In this case all the parts are in one spot, no confusion results and 
the fact that you need to allocation the storage in map.c or params.c 
or wherever one chooses tommorrow is totally irrelevant and meaningless.

Coding practices that obscure what is going on or force people to hunt
unnecessarily are bad anti-patterns to follow. If I change the example
slightly, I'm sure I could get you to agree on this principle at
least :-).

>8) You dropped an assert(is_real_tile(x,y)) in find_route().

There is only one assert(0) at the end in 1.11.10, and it is still 
there. Did I miss something?

>9) I'm not optimistic about reading values from void_tile.  IIRC we
>   have had void_tile clobberation bugs in the past, and in the long
>   term we ought to get rid of it entirely.

I am beginning to recognize the nerves some of these things hit. But 
the problems are not in reading from void_tile, but the fact that it 
is (still) returned by get_map_tile as a (bad) fix for people that 
haven't checked their coordinates. And this is caused by not really
having a well defined set of coordinate checking tools available, or
those that were available being perverted for sleazy reasons.

BTW: most of the underlying problems with this are dimishing rapidly
and it should be the case that you can remove it from here without 
problems now. In fact I set the return value here to "NULL" to trap 
a lot of the access points, and don't have any problems currently.

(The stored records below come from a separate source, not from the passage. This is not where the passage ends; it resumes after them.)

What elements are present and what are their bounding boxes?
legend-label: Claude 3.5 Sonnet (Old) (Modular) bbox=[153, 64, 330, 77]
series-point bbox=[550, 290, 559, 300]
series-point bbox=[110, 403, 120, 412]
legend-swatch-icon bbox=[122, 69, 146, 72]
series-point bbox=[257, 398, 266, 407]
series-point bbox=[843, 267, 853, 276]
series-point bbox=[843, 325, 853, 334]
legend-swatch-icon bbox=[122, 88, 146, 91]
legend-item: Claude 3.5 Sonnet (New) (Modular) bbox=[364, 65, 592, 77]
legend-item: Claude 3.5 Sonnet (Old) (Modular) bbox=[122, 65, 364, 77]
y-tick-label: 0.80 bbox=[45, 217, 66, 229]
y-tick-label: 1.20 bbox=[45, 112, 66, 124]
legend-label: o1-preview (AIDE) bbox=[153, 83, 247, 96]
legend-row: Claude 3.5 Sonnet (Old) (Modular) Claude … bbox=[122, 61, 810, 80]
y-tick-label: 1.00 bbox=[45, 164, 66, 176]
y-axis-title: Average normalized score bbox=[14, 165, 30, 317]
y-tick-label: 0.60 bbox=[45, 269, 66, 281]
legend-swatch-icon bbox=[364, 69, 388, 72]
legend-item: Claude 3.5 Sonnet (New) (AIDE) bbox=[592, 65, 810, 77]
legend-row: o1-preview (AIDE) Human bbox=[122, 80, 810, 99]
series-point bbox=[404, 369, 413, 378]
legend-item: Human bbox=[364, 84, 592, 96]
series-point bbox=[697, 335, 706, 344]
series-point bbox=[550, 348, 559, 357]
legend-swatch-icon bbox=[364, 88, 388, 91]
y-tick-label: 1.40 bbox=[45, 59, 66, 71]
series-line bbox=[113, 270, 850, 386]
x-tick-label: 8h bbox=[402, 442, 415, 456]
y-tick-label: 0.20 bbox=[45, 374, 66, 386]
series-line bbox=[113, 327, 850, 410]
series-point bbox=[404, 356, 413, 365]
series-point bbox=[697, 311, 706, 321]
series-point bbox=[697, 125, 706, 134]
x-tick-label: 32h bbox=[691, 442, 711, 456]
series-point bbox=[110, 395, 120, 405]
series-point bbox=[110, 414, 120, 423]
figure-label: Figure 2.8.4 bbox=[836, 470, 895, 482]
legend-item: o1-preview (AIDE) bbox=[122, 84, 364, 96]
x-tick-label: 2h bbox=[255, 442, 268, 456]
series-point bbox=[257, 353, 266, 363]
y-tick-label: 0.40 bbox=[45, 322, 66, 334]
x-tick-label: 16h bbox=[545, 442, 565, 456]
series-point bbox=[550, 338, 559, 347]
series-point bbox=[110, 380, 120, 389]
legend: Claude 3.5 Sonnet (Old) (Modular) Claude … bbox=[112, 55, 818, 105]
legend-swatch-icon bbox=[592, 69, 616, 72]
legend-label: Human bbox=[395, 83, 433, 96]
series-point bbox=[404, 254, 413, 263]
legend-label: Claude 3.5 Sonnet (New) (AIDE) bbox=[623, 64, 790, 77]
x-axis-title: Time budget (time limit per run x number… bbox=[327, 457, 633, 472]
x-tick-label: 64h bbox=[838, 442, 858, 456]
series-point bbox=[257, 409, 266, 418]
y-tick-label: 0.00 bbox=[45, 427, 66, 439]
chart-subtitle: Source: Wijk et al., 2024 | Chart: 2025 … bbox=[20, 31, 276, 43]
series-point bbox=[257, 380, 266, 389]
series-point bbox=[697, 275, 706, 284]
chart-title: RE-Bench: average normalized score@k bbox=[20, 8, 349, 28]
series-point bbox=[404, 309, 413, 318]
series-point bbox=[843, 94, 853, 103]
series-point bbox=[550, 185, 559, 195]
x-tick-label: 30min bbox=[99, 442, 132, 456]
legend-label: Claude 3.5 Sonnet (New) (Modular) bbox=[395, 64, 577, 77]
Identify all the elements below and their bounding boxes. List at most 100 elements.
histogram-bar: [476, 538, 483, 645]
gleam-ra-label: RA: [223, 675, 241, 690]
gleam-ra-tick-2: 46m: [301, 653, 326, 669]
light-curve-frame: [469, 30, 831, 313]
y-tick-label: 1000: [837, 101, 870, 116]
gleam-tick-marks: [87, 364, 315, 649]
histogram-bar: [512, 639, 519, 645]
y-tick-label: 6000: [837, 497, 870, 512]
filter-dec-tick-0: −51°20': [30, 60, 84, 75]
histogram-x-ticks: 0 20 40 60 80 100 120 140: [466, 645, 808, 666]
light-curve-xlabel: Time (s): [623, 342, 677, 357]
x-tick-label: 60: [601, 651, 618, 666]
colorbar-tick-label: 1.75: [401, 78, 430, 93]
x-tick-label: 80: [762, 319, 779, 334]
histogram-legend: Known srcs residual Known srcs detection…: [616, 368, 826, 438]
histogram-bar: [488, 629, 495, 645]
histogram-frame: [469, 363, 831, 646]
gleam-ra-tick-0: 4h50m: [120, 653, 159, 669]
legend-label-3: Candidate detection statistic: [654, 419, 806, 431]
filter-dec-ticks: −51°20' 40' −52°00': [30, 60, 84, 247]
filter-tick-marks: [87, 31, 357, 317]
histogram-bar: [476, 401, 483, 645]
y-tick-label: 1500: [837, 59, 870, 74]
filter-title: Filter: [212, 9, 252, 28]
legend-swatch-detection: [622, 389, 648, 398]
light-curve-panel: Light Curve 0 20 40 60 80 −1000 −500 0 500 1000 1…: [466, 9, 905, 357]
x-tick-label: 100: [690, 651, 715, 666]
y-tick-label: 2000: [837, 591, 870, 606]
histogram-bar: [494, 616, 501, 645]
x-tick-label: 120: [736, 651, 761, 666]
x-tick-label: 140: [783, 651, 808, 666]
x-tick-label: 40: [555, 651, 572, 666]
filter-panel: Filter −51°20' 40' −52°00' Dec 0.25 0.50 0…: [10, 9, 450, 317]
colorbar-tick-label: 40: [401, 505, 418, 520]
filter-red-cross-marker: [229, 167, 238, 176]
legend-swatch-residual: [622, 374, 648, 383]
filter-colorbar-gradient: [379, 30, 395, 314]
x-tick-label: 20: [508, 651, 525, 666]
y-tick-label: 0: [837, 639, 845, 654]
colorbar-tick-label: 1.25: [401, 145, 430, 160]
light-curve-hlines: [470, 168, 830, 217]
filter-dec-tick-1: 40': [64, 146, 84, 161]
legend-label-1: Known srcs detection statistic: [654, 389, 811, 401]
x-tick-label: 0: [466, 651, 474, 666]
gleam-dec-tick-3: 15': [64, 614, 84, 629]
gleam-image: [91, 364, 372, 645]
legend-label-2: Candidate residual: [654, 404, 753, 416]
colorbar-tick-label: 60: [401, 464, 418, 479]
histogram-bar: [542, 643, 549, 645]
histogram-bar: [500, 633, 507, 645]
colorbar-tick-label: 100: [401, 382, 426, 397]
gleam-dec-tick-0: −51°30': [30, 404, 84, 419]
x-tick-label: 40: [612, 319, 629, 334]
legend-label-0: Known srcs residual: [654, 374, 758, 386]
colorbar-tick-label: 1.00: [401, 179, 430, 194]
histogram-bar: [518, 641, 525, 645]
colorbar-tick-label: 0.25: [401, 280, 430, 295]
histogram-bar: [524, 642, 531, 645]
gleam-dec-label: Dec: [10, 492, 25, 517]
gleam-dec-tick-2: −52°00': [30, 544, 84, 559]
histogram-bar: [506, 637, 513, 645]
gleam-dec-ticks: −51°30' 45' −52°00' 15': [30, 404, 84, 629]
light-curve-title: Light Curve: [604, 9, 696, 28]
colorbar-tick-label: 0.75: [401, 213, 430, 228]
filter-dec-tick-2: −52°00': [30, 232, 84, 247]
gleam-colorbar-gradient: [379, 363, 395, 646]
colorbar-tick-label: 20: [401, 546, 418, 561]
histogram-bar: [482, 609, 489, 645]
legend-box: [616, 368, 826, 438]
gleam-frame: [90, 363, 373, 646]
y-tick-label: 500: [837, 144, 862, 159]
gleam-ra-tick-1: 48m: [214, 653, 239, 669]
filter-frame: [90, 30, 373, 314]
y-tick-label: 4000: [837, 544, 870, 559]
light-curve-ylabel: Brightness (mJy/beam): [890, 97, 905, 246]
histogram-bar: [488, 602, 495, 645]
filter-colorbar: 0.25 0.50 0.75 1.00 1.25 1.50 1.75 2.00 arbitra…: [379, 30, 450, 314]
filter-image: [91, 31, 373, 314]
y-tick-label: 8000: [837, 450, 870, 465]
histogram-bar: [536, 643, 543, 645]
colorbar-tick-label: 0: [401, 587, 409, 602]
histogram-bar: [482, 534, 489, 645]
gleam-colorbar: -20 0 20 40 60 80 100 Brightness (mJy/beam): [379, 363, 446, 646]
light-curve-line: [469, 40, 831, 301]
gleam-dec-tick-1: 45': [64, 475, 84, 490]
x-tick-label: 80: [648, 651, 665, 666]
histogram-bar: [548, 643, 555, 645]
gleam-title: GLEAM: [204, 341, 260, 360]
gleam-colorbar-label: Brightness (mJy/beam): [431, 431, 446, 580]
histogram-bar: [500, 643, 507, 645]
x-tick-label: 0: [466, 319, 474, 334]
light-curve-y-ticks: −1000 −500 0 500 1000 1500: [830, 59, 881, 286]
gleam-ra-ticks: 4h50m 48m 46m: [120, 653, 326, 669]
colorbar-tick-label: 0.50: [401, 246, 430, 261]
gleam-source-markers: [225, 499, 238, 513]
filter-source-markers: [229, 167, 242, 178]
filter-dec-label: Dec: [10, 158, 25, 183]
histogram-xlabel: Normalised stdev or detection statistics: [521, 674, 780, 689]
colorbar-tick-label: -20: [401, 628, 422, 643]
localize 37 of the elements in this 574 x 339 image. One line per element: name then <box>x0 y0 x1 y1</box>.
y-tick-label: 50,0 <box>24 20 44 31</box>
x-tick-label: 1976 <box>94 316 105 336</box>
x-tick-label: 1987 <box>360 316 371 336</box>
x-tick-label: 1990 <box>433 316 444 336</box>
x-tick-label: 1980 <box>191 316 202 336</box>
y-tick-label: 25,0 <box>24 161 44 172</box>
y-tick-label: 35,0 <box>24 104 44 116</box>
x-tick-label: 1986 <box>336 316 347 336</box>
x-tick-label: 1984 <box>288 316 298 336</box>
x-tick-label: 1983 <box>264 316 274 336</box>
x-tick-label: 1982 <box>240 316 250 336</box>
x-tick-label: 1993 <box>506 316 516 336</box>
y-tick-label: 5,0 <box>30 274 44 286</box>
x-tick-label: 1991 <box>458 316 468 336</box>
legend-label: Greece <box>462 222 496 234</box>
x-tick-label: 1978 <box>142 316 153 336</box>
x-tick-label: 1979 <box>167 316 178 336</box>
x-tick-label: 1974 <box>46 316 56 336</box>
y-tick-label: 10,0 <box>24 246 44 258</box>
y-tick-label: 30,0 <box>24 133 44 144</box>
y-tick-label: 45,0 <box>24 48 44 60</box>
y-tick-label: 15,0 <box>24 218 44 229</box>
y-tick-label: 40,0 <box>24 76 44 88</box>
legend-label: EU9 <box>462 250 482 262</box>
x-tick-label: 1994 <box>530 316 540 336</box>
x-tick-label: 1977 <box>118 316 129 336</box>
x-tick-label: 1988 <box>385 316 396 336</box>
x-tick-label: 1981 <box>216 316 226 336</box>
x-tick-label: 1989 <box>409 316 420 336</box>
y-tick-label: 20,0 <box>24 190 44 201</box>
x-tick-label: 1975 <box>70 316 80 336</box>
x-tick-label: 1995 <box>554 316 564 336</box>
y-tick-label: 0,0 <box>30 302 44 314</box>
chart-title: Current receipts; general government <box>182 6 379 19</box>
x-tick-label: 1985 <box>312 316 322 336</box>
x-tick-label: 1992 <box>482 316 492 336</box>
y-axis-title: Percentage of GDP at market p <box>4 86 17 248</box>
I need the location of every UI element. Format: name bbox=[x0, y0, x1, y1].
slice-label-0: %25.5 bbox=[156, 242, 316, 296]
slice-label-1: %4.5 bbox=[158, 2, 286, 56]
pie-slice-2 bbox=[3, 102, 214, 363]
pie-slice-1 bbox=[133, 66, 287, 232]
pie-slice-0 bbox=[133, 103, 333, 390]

Doing iterate loops means most accesses are checked implicitly before
the map_get_tile() anyway.

Getting rid of adjust_map_* in most of its invocations is also solving
a lot of this. Using this, one usually doesn't do proper error checking
and there were no end of fixups to "adjust" coordinates that were not
legitimately adjustable. The "y" truncation fix is a prime example.

>10) I don't think the use of adjc_iterate() in reset_move_costs() is
>    appropriate, since memcpy() is rather ugly.  I think it would be
>    better to leave as-is here.

If you look at Jason's latest flavour for these which I have adopted, 
the main body of the loop is a "if" clause. One can do an "} else {" 
and run an invalid clause within the loop if needed.

But doing a structure copy which is what the memcpy does, is perfectly
reasonable to initialize, and there is no need to manually set each
value to a possibly hardcoded magic number that is the current buggy
style. If one wants to change the initialized default, one should be
able to do this once where it is defined and have all the code that
uses it copy from there. void_tile seemed to be the place to do this,
i.e. where it was already done.

On the flip side, are you suggesting that all the alternate map border
conditions should be hardcoded into this loop, even though it would be 
just about the only place in the code that does this?

Note: if you do a "set maptype 3" in my current sandbox, this loop now
will correctly handle Donut-World wrap conditions, whereas the original
code would quite possibly fault on map_get_tile, or do something bad
to the void_tile address that it returned (if you were running lenient).

I'll send out a copy of the current patch as soon as I make a pass over
some of the other issues - this will hopefully reduce the noise and give
everyone a chance to see what I am talking about since this is fresh in 
my mind from unscrambling it, but not yet in yours :-).

>11) Don't be afraid to change strange and cruel formatting to be in
>    line with Freeciv's style (K&R, two spaces for indentation) if you
>    happen to be touching some code.  This is particularly relevant
>    for mapgen.c.  However, don't do it if you're not touching
>    anything in the vicinity, since that only obscures the important
>    portions of your patch.
>
>Can you make another patch that incorporates these suggestion?

Will work on it over the weekend as a (number of) patches to 1.12.0.

>-- 
>Big Gaute                               http://www.srcf.ucam.org/~gs234/
>Yow!  I'm having a quadraphonic sensation of two winos
> alone in a steel mill!

And thanks again for the feedback. It is only from differing views that
things really get scrutinized and the best solutions emerge. So not seeing
eye-to-eye on some things is not all that bad :-).